GAO: Income-Driven Repayment Plan Costs More Than Double Previous Estimates

By Allie Bidwell, Communications Staff

The federal government may be on the hook for billions more than anticipated for its income-driven student loan repayment plans, according to a new report from the Government Accountability Office (GAO).

In the new report, released Wednesday, the GAO found that subsidy cost estimates – the cost to the government over the life of the loan, excluding administrative costs – for its income-driven repayment (IDR) plans are more than double the Department of Education’s (ED) current estimates. The federal government is also expected to forgive at least $108 billion in student debt, thanks to forgiveness provisions built into the IDR plans, and another $29 billion to be discharged.

The GAO also chided ED for its estimation methodology, which it said could have contributed to over- and underestimates to the tune of billions of dollars. In total, the GAO found that Direct Loans in IDR plans will cost the government $74 billion over the life of the loans. Overall, about $355 billion will enter an IDR plan, and $281 billion will be paid by borrowers.

ED may have originally underestimated the volume of loans that would enter IDR plans, the report said, because it did not include Grad PLUS loans in its subsidy estimates until the fiscal year 2015 budget, IDR plans have become more generous and more widely available over time, it’s unclear how long borrowers will stay in IDR plans, and officials may not have “adequately anticipated” the growth in enrollment in IDR plans.

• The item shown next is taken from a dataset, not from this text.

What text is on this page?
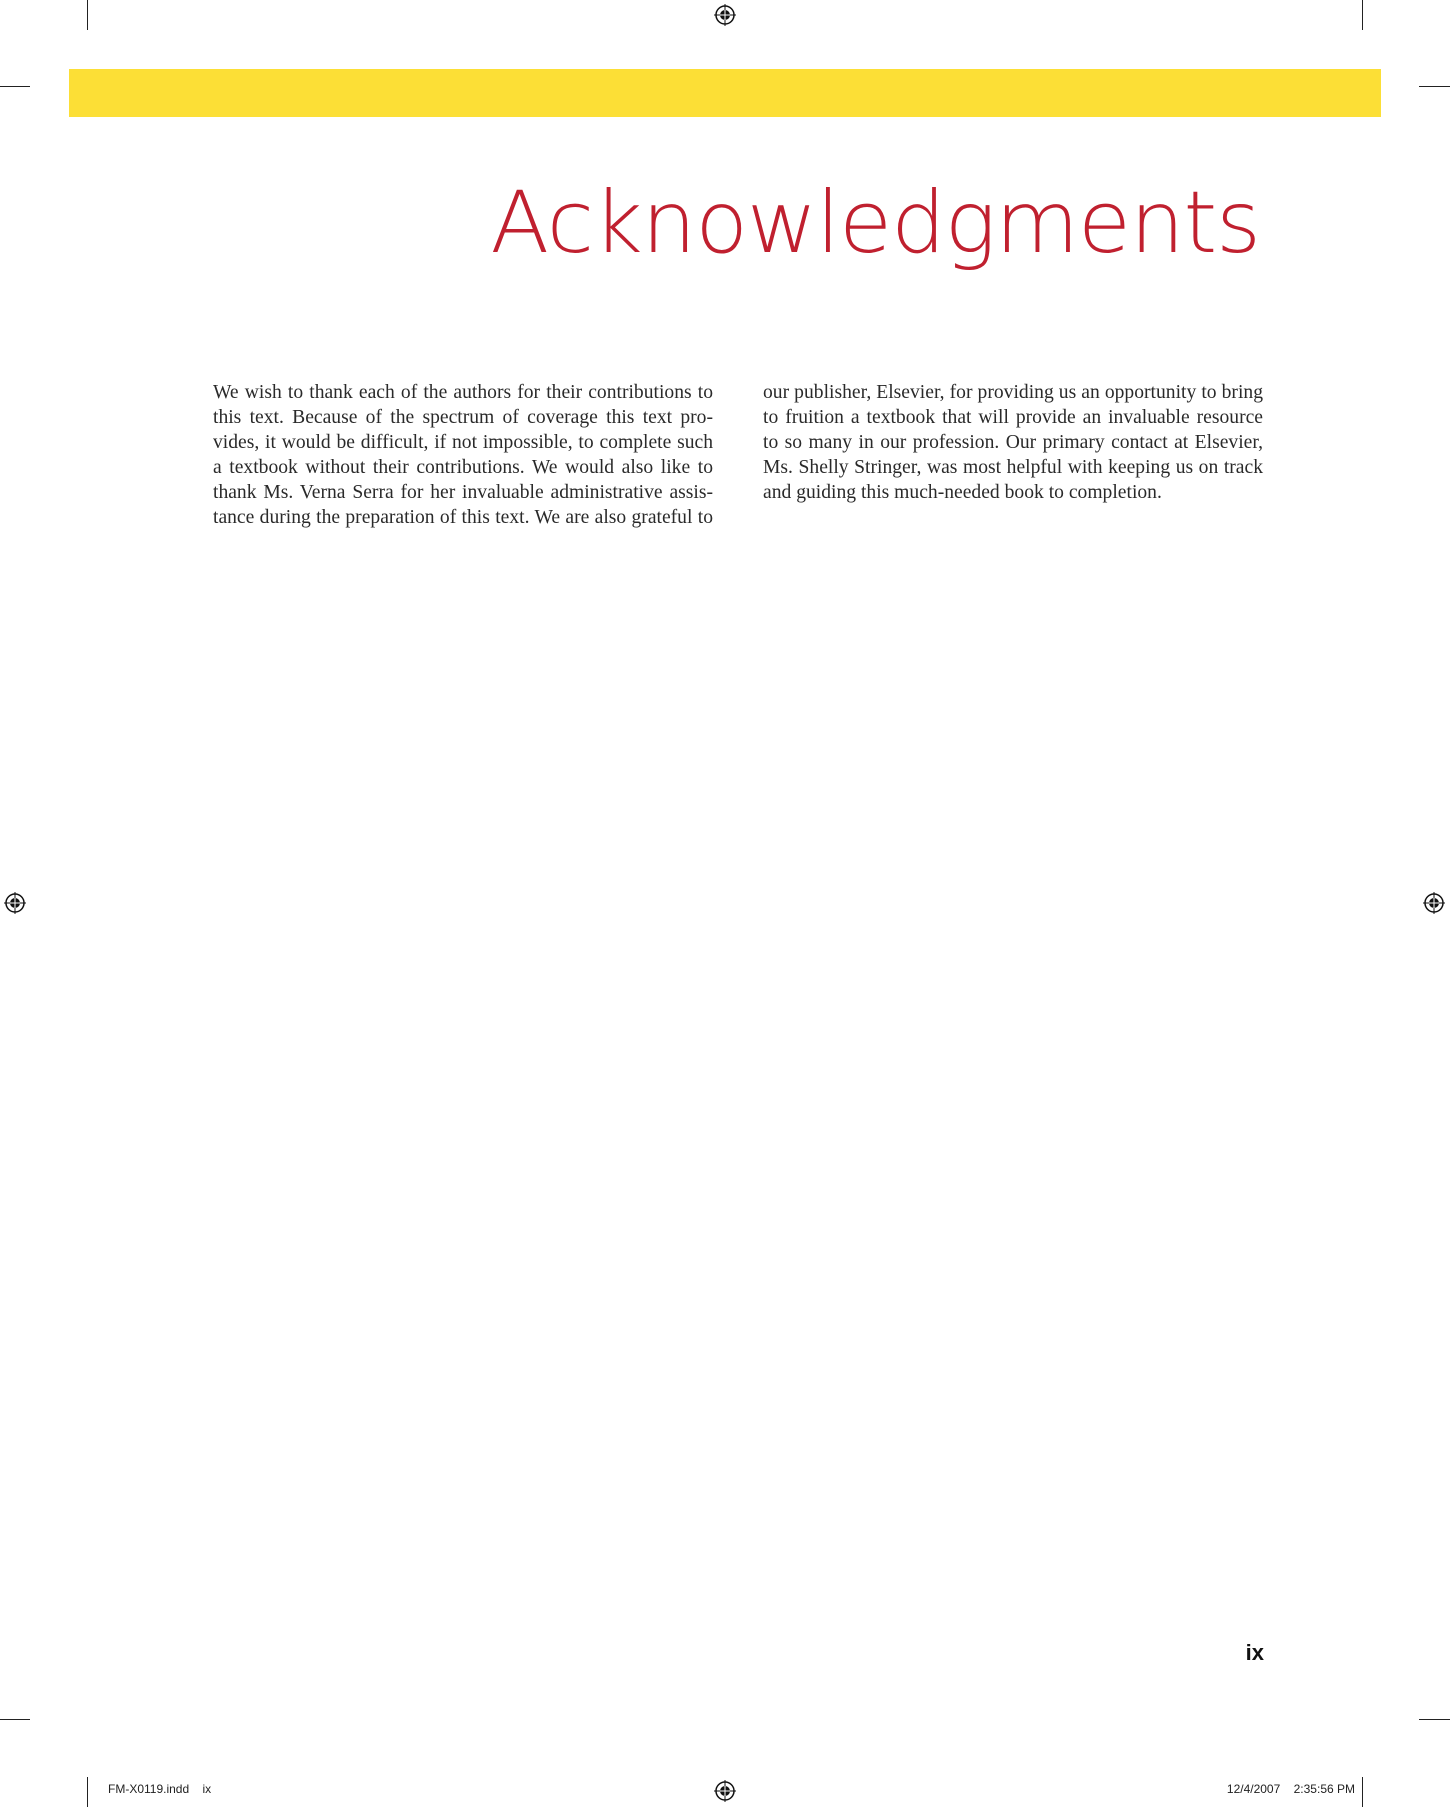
Acknowledgments

We wish to thank each of the authors for their contributions to this text. Because of the spectrum of coverage this text provides, it would be difficult, if not impossible, to complete such a textbook without their contributions. We would also like to thank Ms. Verna Serra for her invaluable administrative assistance during the preparation of this text. We are also grateful to our publisher, Elsevier, for providing us an opportunity to bring to fruition a textbook that will provide an invaluable resource to so many in our profession. Our primary contact at Elsevier, Ms. Shelly Stringer, was most helpful with keeping us on track and guiding this much-needed book to completion.

ix
FM-X0119.indd ix	12/4/2007 2:35:56 PM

“Due to growing IDR plan popularity, improving Education’s estimation approach is especially important,” the report said. “Until that happens, IDR plan budget estimates will remain in question, and Congress’s ability to make informed decisions may be affected.”

The report was published in response to a request from Sen. Mike Enzi (R-WY), chairman of the Senate Budget Committee.

“At a time when our nation is facing a mammoth national debt, the Department of Education has expanded a student loan program that will cost twice as much as originally estimated,” Enzi said. “This extensive investigation by an independent government watchdog found that the Department of Education relied on flawed data and methods to estimate program costs. This Administration has been manipulating the terms of the student loan program without the consent of Congress, while shirking its statutory duty to carefully assess the cost impact of those changes.”

The GAO included six recommendations for ED to improve its IDR plan budget estimates:

  1. Assess and improve, as necessary, the quality of data and methods used to forecast borrower incomes, and revise the forecasting method to account for inflation in estimates.
  2. Obtain data needed to assess the impact of income recertification lapses on borrower payment amounts, and adjust estimated borrower repayment patterns as necessary.
  3. Complete efforts to incorporate repayment plan switching into the agency’s redesigned student loan model, and conduct testing to help ensure that the model produces estimates that reasonably reflect trends in Income-Driven Repayment plan participation.
  4. As a part of the agency’s ongoing student loan model redesign efforts, add the capability to produce separate cost estimates for each Income-Driven Repayment plan and more accurately reflect likely repayment patterns for each type of loan eligible for these plans.
  5. More thoroughly test the agency’s approach to estimating Income-Driven Repayment plan costs, including by conducting more comprehensive sensitivity analysis on key assumptions and adjusting those assumptions (such as the agency’s Public Service Loan Forgiveness participation assumption) to ensure reasonableness.
  6. Publish more detailed Income Driven Repayment plan cost information— beyond what is regularly provided through the President’s budget—including items such as total estimated costs, sensitivity analysis results, key limitations, and expected forgiveness amounts.

“Because Education administers the federal government’s largest direct loan program, it is especially important that the agency corrects its methodological weaknesses associated with estimating IDR plan costs,” the report said. “More specifically, until Education assesses and improves the quality of data and methods it uses to forecast borrowers’ future incomes and accounts for inflation in its estimates, its IDR plan budget estimates may be unreliable.”


Publication Date: 12/1/2016

David S | 12/1/2016 3:5:48 PM

What will keep me up at night about this is not the use of an imperfect methodology for projecting costs or the deficit in anticipated revenue that it will result in, it's that politically it could be used as ammunition by those who may want to do some drastic things that will diminish access to higher education by those unable to pay out of pocket. People a lot smarter than me have looked foolish trying to predict political events recently, so I'm leaving this wide open...just that we could be looking at some really disturbing things coming out of Congress in the coming year. I hope I am very wrong and that wiser heads prevail. Because one thing that's a lot more expensive than our current student loan system is not having a student loan system.